By replacing the zero elements in the edge adjacency matrix diagonal with specific bond properties, new weighted edge adjacency matrices can be obtained, each encoding specific chemical information. DRAGON calculates three weighted edge adjacency matrices by using as the bond properties the edge degree (symbol x), the dipole moment (symbol d) and parameters related to the resonance integral (symbol r). The edge degree of a given bond is automatically calculated by the software, being the number of adjacent bonds.
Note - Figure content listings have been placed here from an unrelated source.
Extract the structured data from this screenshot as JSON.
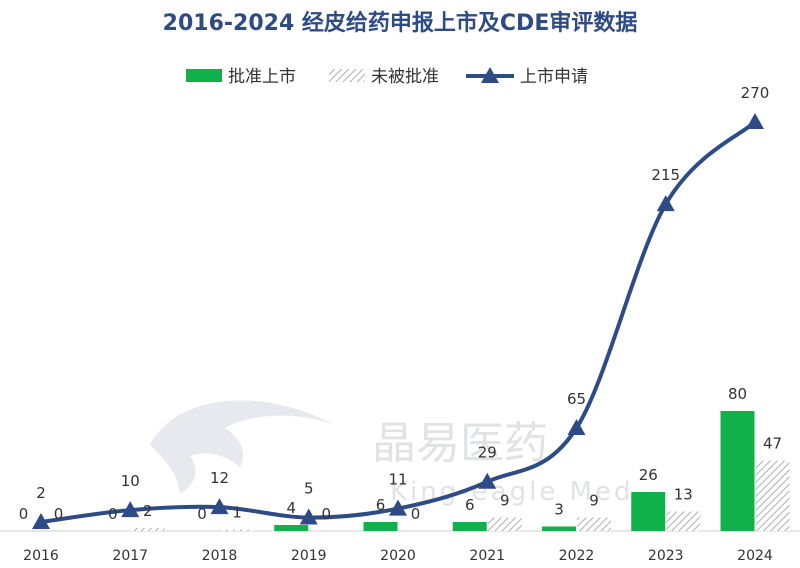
{
  "chart_data": {
    "type": "bar",
    "title": "2016-2024 经皮给药申报上市及CDE审评数据",
    "categories": [
      "2016",
      "2017",
      "2018",
      "2019",
      "2020",
      "2021",
      "2022",
      "2023",
      "2024"
    ],
    "series": [
      {
        "name": "批准上市",
        "kind": "bar",
        "color": "#10b04b",
        "values": [
          0,
          0,
          0,
          4,
          6,
          6,
          3,
          26,
          80
        ]
      },
      {
        "name": "未被批准",
        "kind": "bar",
        "color": "#9a9a9a",
        "pattern": "hatched",
        "values": [
          0,
          2,
          1,
          0,
          0,
          9,
          9,
          13,
          47
        ]
      },
      {
        "name": "上市申请",
        "kind": "line",
        "color": "#2f4b86",
        "marker": "triangle",
        "values": [
          2,
          10,
          12,
          5,
          11,
          29,
          65,
          215,
          270
        ]
      }
    ],
    "legend_position": "top",
    "grid": false,
    "bar_ylim": [
      0,
      300
    ],
    "line_ylim": [
      0,
      320
    ]
  },
  "watermark": {
    "text": "晶易医药",
    "subtext": "King-eagle Med"
  }
}
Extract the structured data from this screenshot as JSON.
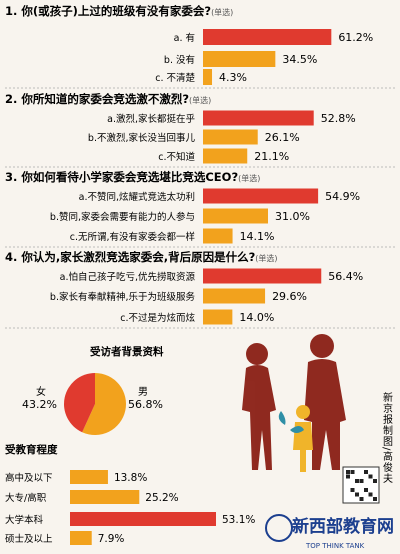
{
  "colors": {
    "bar_red": "#e03a2f",
    "bar_orange": "#f2a21d",
    "bg": "#f8f4ee",
    "figure": "#8a1f14",
    "text": "#222222"
  },
  "chart_data": [
    {
      "type": "bar",
      "title": "1. 你(或孩子)上过的班级有没有家委会?",
      "tag": "(单选)",
      "categories": [
        "a. 有",
        "b. 没有",
        "c. 不清楚"
      ],
      "values": [
        61.2,
        34.5,
        4.3
      ],
      "value_labels": [
        "61.2%",
        "34.5%",
        "4.3%"
      ]
    },
    {
      "type": "bar",
      "title": "2. 你所知道的家委会竞选激不激烈?",
      "tag": "(单选)",
      "categories": [
        "a.激烈,家长都挺在乎",
        "b.不激烈,家长没当回事儿",
        "c.不知道"
      ],
      "values": [
        52.8,
        26.1,
        21.1
      ],
      "value_labels": [
        "52.8%",
        "26.1%",
        "21.1%"
      ]
    },
    {
      "type": "bar",
      "title": "3. 你如何看待小学家委会竞选堪比竞选CEO?",
      "tag": "(单选)",
      "categories": [
        "a.不赞同,炫耀式竞选太功利",
        "b.赞同,家委会需要有能力的人参与",
        "c.无所谓,有没有家委会都一样"
      ],
      "values": [
        54.9,
        31.0,
        14.1
      ],
      "value_labels": [
        "54.9%",
        "31.0%",
        "14.1%"
      ]
    },
    {
      "type": "bar",
      "title": "4. 你认为,家长激烈竞选家委会,背后原因是什么?",
      "tag": "(单选)",
      "categories": [
        "a.怕自己孩子吃亏,优先捞取资源",
        "b.家长有奉献精神,乐于为班级服务",
        "c.不过是为炫而炫"
      ],
      "values": [
        56.4,
        29.6,
        14.0
      ],
      "value_labels": [
        "56.4%",
        "29.6%",
        "14.0%"
      ]
    },
    {
      "type": "pie",
      "title": "受访者背景资料",
      "categories": [
        "女",
        "男"
      ],
      "values": [
        43.2,
        56.8
      ],
      "value_labels": [
        "43.2%",
        "56.8%"
      ]
    },
    {
      "type": "bar",
      "title": "受教育程度",
      "categories": [
        "高中及以下",
        "大专/高职",
        "大学本科",
        "硕士及以上"
      ],
      "values": [
        13.8,
        25.2,
        53.1,
        7.9
      ],
      "value_labels": [
        "13.8%",
        "25.2%",
        "53.1%",
        "7.9%"
      ]
    }
  ],
  "credit": "新京报制图/高俊夫",
  "watermark": {
    "brand": "新西部教育网",
    "sub": "TOP THINK TANK"
  }
}
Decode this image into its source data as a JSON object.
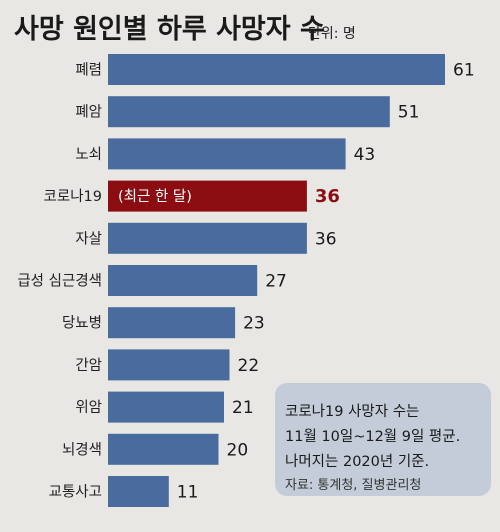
{
  "chart_data": {
    "type": "bar",
    "orientation": "horizontal",
    "title": "사망 원인별 하루 사망자 수",
    "unit_label": "단위: 명",
    "categories": [
      "폐렴",
      "폐암",
      "노쇠",
      "코로나19",
      "자살",
      "급성 심근경색",
      "당뇨병",
      "간암",
      "위암",
      "뇌경색",
      "교통사고"
    ],
    "values": [
      61,
      51,
      43,
      36,
      36,
      27,
      23,
      22,
      21,
      20,
      11
    ],
    "highlight_index": 3,
    "highlight_note": "(최근 한 달)",
    "xlim": [
      0,
      61
    ],
    "grid": false,
    "note": {
      "lines": [
        "코로나19 사망자 수는",
        "11월 10일~12월 9일 평균.",
        "나머지는 2020년 기준."
      ],
      "source": "자료: 통계청, 질병관리청"
    }
  },
  "colors": {
    "background": "#e9e7e4",
    "bar": "#4a6b9d",
    "highlight_bar": "#8b0d12",
    "highlight_value": "#8b0d12",
    "note_box": "#c3ccd8"
  }
}
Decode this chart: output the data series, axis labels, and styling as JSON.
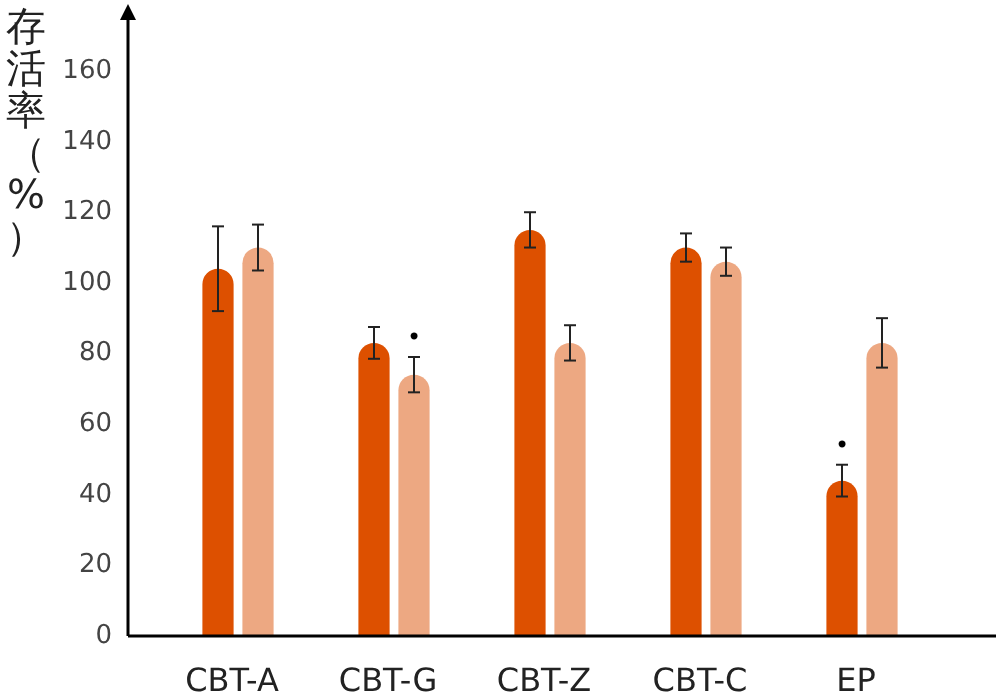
{
  "chart_data": {
    "type": "bar",
    "ylabel": "存活率（%）",
    "categories": [
      "CBT-A",
      "CBT-G",
      "CBT-Z",
      "CBT-C",
      "EP"
    ],
    "series": [
      {
        "color": "#dd5000",
        "values": [
          104,
          83,
          115,
          110,
          44
        ],
        "errors": [
          12,
          4.5,
          5,
          4,
          4.5
        ]
      },
      {
        "color": "#eda882",
        "values": [
          110,
          74,
          83,
          106,
          83
        ],
        "errors": [
          6.5,
          5,
          5,
          4,
          7
        ]
      }
    ],
    "ylim": [
      0,
      175
    ],
    "yticks": [
      0,
      20,
      40,
      60,
      80,
      100,
      120,
      140,
      160
    ],
    "grid": false,
    "annotations": [
      {
        "text": "•",
        "x": "CBT-G",
        "y": 74
      },
      {
        "text": "•",
        "x": "EP",
        "y": 44
      }
    ]
  }
}
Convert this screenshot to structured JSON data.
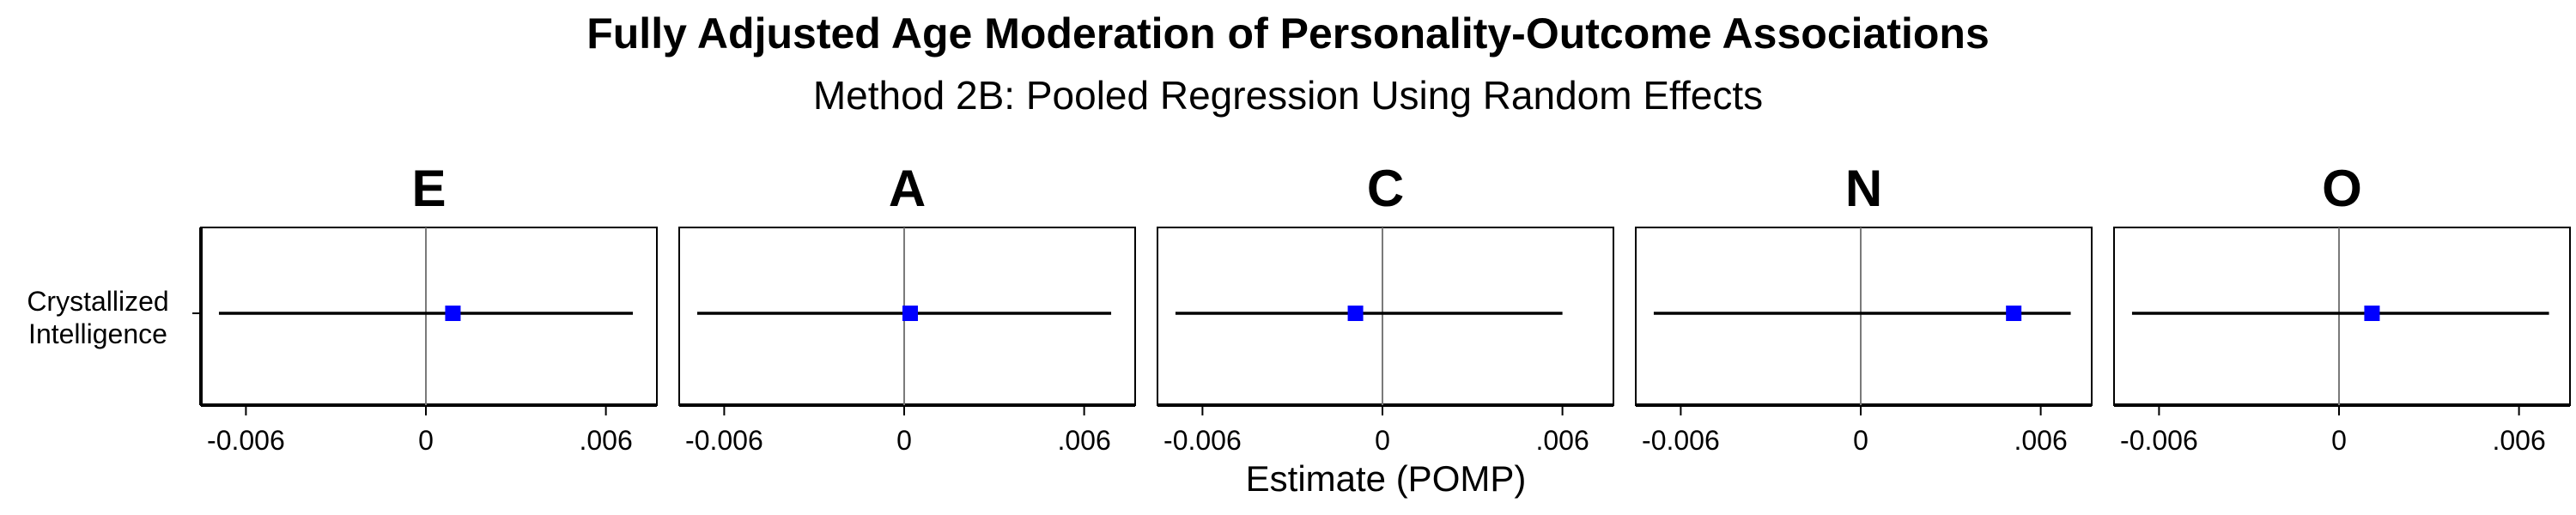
{
  "chart_data": {
    "type": "scatter",
    "title": "Fully Adjusted Age Moderation of Personality-Outcome Associations",
    "subtitle": "Method 2B: Pooled Regression Using Random Effects",
    "xlabel": "Estimate (POMP)",
    "xlim": [
      -0.0075,
      0.0077
    ],
    "x_ticks": [
      {
        "value": -0.006,
        "label": "-0.006"
      },
      {
        "value": 0,
        "label": "0"
      },
      {
        "value": 0.006,
        "label": ".006"
      }
    ],
    "y_category": [
      "Crystallized",
      "Intelligence"
    ],
    "reference_line_x": 0,
    "marker_color": "#0000ff",
    "panels": [
      {
        "facet": "E",
        "estimate": 0.0009,
        "ci_low": -0.0069,
        "ci_high": 0.0069
      },
      {
        "facet": "A",
        "estimate": 0.0002,
        "ci_low": -0.0069,
        "ci_high": 0.0069
      },
      {
        "facet": "C",
        "estimate": -0.0009,
        "ci_low": -0.0069,
        "ci_high": 0.006
      },
      {
        "facet": "N",
        "estimate": 0.0051,
        "ci_low": -0.0069,
        "ci_high": 0.007
      },
      {
        "facet": "O",
        "estimate": 0.0011,
        "ci_low": -0.0069,
        "ci_high": 0.007
      }
    ]
  }
}
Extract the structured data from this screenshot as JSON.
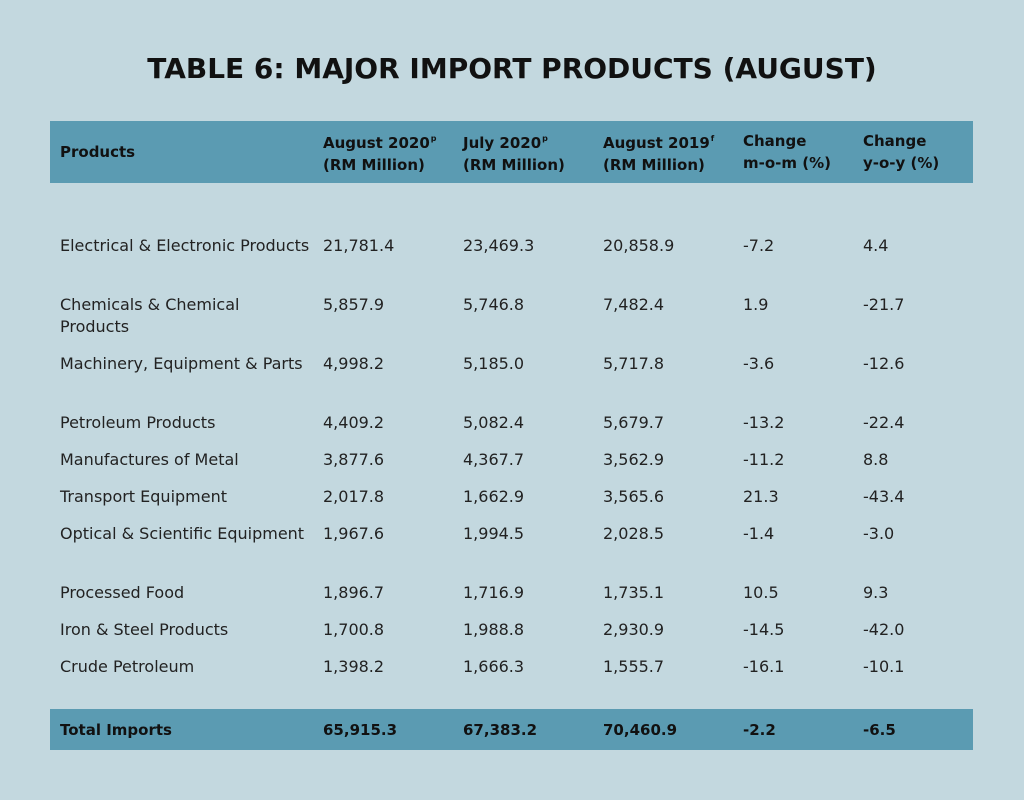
{
  "title": "TABLE 6: MAJOR IMPORT PRODUCTS (AUGUST)",
  "header": {
    "products": "Products",
    "col1_a": "August 2020",
    "col1_sup": "p",
    "col1_b": "(RM Million)",
    "col2_a": "July 2020",
    "col2_sup": "p",
    "col2_b": "(RM Million)",
    "col3_a": "August 2019",
    "col3_sup": "f",
    "col3_b": "(RM Million)",
    "col4_a": "Change",
    "col4_b": "m-o-m (%)",
    "col5_a": "Change",
    "col5_b": "y-o-y (%)"
  },
  "chart_data": {
    "type": "table",
    "title": "TABLE 6: MAJOR IMPORT PRODUCTS (AUGUST)",
    "columns": [
      "Products",
      "August 2020p (RM Million)",
      "July 2020p (RM Million)",
      "August 2019f (RM Million)",
      "Change m-o-m (%)",
      "Change y-o-y (%)"
    ],
    "rows": [
      {
        "product": "Electrical & Electronic Products",
        "aug2020": "21,781.4",
        "jul2020": "23,469.3",
        "aug2019": "20,858.9",
        "mom": "-7.2",
        "yoy": "4.4"
      },
      {
        "product": "Chemicals & Chemical Products",
        "aug2020": "5,857.9",
        "jul2020": "5,746.8",
        "aug2019": "7,482.4",
        "mom": "1.9",
        "yoy": "-21.7"
      },
      {
        "product": "Machinery, Equipment & Parts",
        "aug2020": "4,998.2",
        "jul2020": "5,185.0",
        "aug2019": "5,717.8",
        "mom": "-3.6",
        "yoy": "-12.6"
      },
      {
        "product": "Petroleum Products",
        "aug2020": "4,409.2",
        "jul2020": "5,082.4",
        "aug2019": "5,679.7",
        "mom": "-13.2",
        "yoy": "-22.4"
      },
      {
        "product": "Manufactures of Metal",
        "aug2020": "3,877.6",
        "jul2020": "4,367.7",
        "aug2019": "3,562.9",
        "mom": "-11.2",
        "yoy": "8.8"
      },
      {
        "product": "Transport Equipment",
        "aug2020": "2,017.8",
        "jul2020": "1,662.9",
        "aug2019": "3,565.6",
        "mom": "21.3",
        "yoy": "-43.4"
      },
      {
        "product": "Optical & Scientific Equipment",
        "aug2020": "1,967.6",
        "jul2020": "1,994.5",
        "aug2019": "2,028.5",
        "mom": "-1.4",
        "yoy": "-3.0"
      },
      {
        "product": "Processed Food",
        "aug2020": "1,896.7",
        "jul2020": "1,716.9",
        "aug2019": "1,735.1",
        "mom": "10.5",
        "yoy": "9.3"
      },
      {
        "product": "Iron & Steel Products",
        "aug2020": "1,700.8",
        "jul2020": "1,988.8",
        "aug2019": "2,930.9",
        "mom": "-14.5",
        "yoy": "-42.0"
      },
      {
        "product": "Crude Petroleum",
        "aug2020": "1,398.2",
        "jul2020": "1,666.3",
        "aug2019": "1,555.7",
        "mom": "-16.1",
        "yoy": "-10.1"
      }
    ],
    "total": {
      "product": "Total Imports",
      "aug2020": "65,915.3",
      "jul2020": "67,383.2",
      "aug2019": "70,460.9",
      "mom": "-2.2",
      "yoy": "-6.5"
    }
  },
  "colors": {
    "background": "#c3d8df",
    "header_band": "#5b9bb2"
  }
}
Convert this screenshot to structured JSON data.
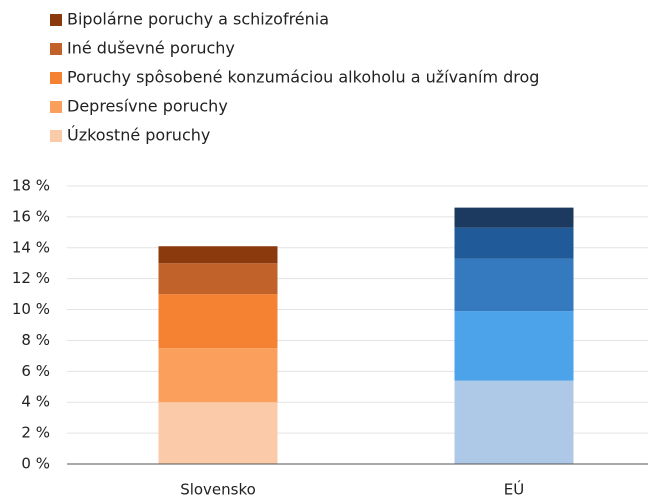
{
  "chart_data": {
    "type": "stacked_bar",
    "categories": [
      "Slovensko",
      "EÚ"
    ],
    "series": [
      {
        "name": "Úzkostné poruchy",
        "color": "#fbcaa8",
        "colors": [
          "#fbcaa8",
          "#aec8e8"
        ],
        "values": [
          4.0,
          5.4
        ]
      },
      {
        "name": "Depresívne poruchy",
        "color": "#fba05c",
        "colors": [
          "#fba05c",
          "#4da3ea"
        ],
        "values": [
          3.5,
          4.5
        ]
      },
      {
        "name": "Poruchy spôsobené konzumáciou alkoholu a užívaním drog",
        "color": "#f58232",
        "colors": [
          "#f58232",
          "#3579bf"
        ],
        "values": [
          3.5,
          3.4
        ]
      },
      {
        "name": "Iné duševné poruchy",
        "color": "#c0622a",
        "colors": [
          "#c0622a",
          "#205a98"
        ],
        "values": [
          2.0,
          2.0
        ]
      },
      {
        "name": "Bipolárne poruchy a schizofrénia",
        "color": "#8b3a0e",
        "colors": [
          "#8b3a0e",
          "#1c3a60"
        ],
        "values": [
          1.1,
          1.3
        ]
      }
    ],
    "ylim": [
      0,
      18
    ],
    "yticks": [
      {
        "value": 0,
        "label": "0 %"
      },
      {
        "value": 2,
        "label": "2 %"
      },
      {
        "value": 4,
        "label": "4 %"
      },
      {
        "value": 6,
        "label": "6 %"
      },
      {
        "value": 8,
        "label": "8 %"
      },
      {
        "value": 10,
        "label": "10 %"
      },
      {
        "value": 12,
        "label": "12 %"
      },
      {
        "value": 14,
        "label": "14 %"
      },
      {
        "value": 16,
        "label": "16 %"
      },
      {
        "value": 18,
        "label": "18 %"
      }
    ],
    "grid": true
  }
}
Dipole moment values for different bond-types are reported in the table below.

 

Bond type	Dipole moment	Bond type	Dipole moment
C – F	1.5	C = O	2.40
C – Cl	1.56	C – S	2.95
C(Cl)  – Cl	1.20	C = S	2.80
C(Cl)(Cl) – Cl	0.83	N – O	0.3
C – Br	1.48	N – [O –]	3.20
C – I	1.29	N = O	2.0
C – N	0.40	S – [O –]	2.90
C = N	0.9	C(*)(*)– C(*)(*)(*)	0.68
C # N	3.6	C(*)(*) – C	1.15
C – O	0.86	CC(*)(*)(*) =	1.48

 

The resonance-weighted edge adjacency matrix is obtained by replacing the diagonal elements of the edge adjacency matrix with parameters kC-X. 

The values of the parameter kC-X, which is used in the Hückel matrix and related to the resonance integral of the bond between the heteroatom X and the carbon atom C, proposed by Estrada and used in DRAGON are reported in the table below.

 

C – X bond	kC–X	C – X bond	kC–X
C  – C	1.0	C – S	0.7
C – N	0.9	C – F	0.7
C – O	0.8	C – Cl	0.4
C = O	1.2	C – Br	0.3
C - B	0.7	C - I	0.1

 

Eigenvalues from the three weighted edge adjacency matrices are also provided by DRAGON (EEigkx, EEigkd, EEigkr). For each molecular matrix the first 15 eigenvalues are retained. These molecular descriptors have not yet been proposed in the literature and therefore their meaning and role in QSAR modelling need to be a little more studied.